Annett prepared a delicious dinner of crumbed blue cod, a beautiful and much-appreciated salad including edible flowers,  red potatoes and two different sauces along with heaps of fresh herbs from her garden.  It was fantastic and we certainly made gluttons of ourselves. 

After dinner we walked down to the Community Center to hear a talk on white sharks. Scientists have been monitoring these enormous, frightening creatures for a few years here in Paterson Inlet. They tag the sharks and are able to follow their movements which can range great distances. 


No, we did not take this picture


Their research revealed that certain sharks leave Stewart Island for the Great Barrier Reef area of Australia and then return.  Others go to Fiji and Tonga.  Some return, some go to the Chatham Islands to the east of the South Island. At one time great whites were thought to inhabit certain cold water locations around the globe but is has now been determined that they are found in every part of every sea and ocean on earth.  Right, about that new dive stuff...

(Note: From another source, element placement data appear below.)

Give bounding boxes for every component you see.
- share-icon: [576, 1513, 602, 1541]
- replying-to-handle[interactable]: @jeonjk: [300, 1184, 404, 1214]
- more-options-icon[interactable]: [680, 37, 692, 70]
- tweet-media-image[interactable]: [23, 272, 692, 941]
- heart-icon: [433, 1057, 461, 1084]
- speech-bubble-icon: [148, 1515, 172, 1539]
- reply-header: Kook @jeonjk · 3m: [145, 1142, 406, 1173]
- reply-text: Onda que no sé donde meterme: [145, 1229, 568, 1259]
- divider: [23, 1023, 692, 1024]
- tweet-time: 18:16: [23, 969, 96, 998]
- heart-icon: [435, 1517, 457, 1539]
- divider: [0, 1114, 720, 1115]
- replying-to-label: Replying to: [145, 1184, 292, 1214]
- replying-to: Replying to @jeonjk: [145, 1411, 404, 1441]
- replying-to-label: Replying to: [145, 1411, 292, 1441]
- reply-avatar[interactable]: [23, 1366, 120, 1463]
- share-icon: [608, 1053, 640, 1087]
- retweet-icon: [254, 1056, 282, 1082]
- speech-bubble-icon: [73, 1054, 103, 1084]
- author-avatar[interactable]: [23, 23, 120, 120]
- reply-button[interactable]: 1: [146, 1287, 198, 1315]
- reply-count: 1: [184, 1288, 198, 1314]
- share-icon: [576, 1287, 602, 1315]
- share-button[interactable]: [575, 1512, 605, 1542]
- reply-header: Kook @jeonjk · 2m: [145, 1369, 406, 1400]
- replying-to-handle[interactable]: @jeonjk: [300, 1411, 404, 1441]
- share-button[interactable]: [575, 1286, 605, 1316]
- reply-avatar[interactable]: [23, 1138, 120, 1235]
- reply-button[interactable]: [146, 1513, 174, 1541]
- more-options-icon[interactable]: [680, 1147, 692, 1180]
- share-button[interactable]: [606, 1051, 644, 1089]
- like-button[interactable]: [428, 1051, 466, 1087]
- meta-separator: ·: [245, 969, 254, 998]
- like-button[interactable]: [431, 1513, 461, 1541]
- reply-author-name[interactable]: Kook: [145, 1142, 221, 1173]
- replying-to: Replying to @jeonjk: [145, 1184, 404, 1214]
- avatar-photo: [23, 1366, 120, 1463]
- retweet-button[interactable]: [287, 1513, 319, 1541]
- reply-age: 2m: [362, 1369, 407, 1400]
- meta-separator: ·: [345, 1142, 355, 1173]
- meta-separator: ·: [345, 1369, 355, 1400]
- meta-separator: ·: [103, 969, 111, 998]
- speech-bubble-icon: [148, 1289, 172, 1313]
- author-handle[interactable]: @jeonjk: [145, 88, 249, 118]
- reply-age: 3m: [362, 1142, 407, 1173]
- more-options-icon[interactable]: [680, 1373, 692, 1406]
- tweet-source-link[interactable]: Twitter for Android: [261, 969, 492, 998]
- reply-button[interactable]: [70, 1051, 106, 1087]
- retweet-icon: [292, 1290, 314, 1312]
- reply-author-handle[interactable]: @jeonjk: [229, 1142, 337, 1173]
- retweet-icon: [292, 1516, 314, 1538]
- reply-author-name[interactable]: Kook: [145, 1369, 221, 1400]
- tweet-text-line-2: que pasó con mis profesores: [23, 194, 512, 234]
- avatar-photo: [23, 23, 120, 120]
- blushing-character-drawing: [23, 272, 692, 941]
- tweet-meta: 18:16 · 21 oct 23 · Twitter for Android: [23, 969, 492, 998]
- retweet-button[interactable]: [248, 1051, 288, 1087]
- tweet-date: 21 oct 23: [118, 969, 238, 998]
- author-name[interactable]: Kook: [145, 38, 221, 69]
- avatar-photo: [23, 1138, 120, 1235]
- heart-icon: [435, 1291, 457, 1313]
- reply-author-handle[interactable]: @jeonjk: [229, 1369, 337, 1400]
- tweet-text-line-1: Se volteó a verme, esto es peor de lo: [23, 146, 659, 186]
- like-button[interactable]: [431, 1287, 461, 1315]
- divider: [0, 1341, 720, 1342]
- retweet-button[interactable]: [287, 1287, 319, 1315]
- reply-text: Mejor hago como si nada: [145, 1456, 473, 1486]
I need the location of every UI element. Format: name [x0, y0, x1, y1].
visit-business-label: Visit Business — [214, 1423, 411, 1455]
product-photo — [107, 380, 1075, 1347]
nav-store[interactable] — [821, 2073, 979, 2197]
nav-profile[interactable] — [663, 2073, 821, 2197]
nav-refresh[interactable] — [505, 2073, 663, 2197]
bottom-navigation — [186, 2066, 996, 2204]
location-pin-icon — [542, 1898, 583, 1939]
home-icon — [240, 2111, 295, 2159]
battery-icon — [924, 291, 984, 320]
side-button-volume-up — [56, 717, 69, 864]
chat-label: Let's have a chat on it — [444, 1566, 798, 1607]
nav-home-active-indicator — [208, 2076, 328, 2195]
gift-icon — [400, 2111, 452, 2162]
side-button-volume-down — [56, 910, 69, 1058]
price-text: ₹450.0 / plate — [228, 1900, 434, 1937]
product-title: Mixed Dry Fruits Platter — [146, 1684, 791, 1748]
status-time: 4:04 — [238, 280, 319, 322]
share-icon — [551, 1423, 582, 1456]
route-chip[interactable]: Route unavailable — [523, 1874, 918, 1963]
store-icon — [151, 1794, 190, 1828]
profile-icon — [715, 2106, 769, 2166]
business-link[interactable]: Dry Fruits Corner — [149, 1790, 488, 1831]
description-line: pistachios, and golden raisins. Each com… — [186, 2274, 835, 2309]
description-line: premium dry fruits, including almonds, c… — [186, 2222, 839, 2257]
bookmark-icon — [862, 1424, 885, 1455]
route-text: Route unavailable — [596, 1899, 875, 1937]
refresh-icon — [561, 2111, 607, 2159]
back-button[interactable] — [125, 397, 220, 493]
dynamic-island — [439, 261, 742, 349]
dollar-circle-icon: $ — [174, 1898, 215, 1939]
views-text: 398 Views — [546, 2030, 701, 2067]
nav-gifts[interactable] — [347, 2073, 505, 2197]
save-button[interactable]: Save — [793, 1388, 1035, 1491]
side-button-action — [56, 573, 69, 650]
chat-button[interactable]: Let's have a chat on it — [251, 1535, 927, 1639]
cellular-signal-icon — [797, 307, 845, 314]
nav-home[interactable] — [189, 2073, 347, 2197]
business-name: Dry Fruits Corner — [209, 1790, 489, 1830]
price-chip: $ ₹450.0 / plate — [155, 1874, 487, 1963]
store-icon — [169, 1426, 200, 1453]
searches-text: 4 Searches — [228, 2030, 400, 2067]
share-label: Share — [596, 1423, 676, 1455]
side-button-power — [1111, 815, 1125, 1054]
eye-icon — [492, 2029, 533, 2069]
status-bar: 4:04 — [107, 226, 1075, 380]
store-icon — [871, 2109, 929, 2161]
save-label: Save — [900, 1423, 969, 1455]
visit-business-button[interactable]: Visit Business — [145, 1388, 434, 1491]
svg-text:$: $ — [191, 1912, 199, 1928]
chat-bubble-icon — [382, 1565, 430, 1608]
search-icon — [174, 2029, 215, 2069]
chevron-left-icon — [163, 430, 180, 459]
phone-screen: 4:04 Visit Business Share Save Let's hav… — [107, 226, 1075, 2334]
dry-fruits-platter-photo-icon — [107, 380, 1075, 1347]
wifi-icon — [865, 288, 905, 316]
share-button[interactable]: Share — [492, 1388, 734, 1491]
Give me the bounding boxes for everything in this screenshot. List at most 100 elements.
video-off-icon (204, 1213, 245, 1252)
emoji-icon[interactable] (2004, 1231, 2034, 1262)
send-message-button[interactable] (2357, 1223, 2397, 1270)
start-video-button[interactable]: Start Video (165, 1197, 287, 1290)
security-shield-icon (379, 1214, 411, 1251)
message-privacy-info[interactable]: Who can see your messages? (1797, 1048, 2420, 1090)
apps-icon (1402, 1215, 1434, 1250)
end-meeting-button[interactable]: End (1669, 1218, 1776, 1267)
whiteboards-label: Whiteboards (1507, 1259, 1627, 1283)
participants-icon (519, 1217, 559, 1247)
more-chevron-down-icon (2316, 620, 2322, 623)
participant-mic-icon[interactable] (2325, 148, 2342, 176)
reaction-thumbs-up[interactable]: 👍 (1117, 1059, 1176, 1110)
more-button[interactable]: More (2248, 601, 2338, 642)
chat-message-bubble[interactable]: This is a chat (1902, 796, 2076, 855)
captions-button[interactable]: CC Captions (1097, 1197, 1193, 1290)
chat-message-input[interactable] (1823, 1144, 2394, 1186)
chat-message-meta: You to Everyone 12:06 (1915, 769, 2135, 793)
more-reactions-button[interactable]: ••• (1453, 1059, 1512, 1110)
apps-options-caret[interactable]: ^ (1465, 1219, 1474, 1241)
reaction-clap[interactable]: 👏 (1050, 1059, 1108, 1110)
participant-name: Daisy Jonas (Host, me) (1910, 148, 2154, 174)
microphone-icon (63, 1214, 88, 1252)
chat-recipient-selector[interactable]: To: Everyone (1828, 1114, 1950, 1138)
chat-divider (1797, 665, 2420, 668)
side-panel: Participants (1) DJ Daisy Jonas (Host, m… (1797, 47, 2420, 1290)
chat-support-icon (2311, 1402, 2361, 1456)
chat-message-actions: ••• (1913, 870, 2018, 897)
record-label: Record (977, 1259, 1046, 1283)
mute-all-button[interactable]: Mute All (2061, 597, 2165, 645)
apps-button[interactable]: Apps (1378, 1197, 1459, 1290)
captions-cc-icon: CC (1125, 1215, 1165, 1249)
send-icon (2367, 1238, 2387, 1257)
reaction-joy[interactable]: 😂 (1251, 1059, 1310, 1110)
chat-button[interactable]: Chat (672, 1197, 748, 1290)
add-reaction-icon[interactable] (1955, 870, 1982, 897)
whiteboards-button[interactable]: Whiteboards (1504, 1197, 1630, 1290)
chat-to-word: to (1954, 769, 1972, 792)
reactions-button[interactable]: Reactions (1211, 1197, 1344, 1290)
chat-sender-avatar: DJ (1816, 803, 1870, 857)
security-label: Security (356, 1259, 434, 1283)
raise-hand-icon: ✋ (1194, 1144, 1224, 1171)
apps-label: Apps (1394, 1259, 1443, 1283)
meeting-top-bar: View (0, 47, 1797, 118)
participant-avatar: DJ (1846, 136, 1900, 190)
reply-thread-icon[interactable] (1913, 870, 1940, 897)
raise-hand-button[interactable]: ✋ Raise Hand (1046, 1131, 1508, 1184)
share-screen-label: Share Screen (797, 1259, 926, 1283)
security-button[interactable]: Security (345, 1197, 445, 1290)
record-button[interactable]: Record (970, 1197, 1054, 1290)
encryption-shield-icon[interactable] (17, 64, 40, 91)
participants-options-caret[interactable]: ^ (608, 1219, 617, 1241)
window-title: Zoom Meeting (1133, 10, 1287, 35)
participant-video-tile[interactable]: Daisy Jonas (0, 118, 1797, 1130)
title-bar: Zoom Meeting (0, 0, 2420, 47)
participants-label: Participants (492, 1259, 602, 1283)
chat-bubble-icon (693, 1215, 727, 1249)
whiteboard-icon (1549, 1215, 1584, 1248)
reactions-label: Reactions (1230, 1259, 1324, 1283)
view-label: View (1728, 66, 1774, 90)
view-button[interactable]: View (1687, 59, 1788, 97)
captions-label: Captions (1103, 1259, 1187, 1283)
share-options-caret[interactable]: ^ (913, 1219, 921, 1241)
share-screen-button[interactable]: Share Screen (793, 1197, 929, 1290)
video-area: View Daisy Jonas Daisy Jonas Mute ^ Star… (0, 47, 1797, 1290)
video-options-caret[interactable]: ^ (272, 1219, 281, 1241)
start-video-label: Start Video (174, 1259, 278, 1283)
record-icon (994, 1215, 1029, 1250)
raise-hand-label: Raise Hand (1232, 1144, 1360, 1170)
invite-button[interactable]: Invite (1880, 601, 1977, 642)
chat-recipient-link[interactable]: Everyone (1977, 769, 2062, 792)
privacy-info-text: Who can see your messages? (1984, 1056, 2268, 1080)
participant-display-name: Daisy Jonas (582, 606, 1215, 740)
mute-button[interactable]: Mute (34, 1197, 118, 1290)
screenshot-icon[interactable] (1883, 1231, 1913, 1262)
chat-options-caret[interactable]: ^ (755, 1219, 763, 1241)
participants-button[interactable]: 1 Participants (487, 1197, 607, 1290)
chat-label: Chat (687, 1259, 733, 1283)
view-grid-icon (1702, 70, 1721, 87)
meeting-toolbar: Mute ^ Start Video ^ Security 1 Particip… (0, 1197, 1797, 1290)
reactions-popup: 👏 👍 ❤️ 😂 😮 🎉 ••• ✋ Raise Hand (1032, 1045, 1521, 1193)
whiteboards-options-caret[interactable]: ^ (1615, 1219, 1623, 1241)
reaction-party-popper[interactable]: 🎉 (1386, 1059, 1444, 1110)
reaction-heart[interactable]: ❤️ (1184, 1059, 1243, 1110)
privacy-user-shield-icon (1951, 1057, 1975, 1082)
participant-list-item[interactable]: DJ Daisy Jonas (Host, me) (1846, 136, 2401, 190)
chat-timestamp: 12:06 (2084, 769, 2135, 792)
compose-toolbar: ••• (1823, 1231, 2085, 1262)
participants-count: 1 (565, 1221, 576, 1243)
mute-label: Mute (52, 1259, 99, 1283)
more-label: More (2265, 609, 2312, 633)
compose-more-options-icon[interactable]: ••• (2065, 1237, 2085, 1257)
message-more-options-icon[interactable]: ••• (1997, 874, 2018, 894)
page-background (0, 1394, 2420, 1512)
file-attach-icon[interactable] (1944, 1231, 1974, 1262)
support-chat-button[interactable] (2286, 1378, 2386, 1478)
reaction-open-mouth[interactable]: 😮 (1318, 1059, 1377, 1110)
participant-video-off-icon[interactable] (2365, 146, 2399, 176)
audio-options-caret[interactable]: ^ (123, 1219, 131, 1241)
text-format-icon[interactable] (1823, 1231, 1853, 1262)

Although Oban is a very small town, it seemed packed with people after the quiet, natural places we've been during the last two months.  Don't get me wrong, it was wonderful to stop in the hotel's bar for a cold beer and seafood chowder or blue cod fish and chips while connecting to the internet.  And loading up my grocery basket with fresh fruit and veggies was a delight. 

The highlights of Oban for us, though, besides the friendly people, were the small but treasure-filled Rakiura Museum and and the informative and interesting Rakiura National Park Visitor's Centre.

We only spent three days in Paterson Inlet.  Brynn from Commander's Weather wrote that there was a good window to cross Foveaux Strait and sail to Dunedin but I didn't want to leave yet so wrote back that we'd like to go a few days later.  Well, Mother Nature doesn't work that way in this part of the world.  Brynn answered that we wouldn't have another window for at least 10 days.  So off we went.  At least we spent time on Stewart Island last year.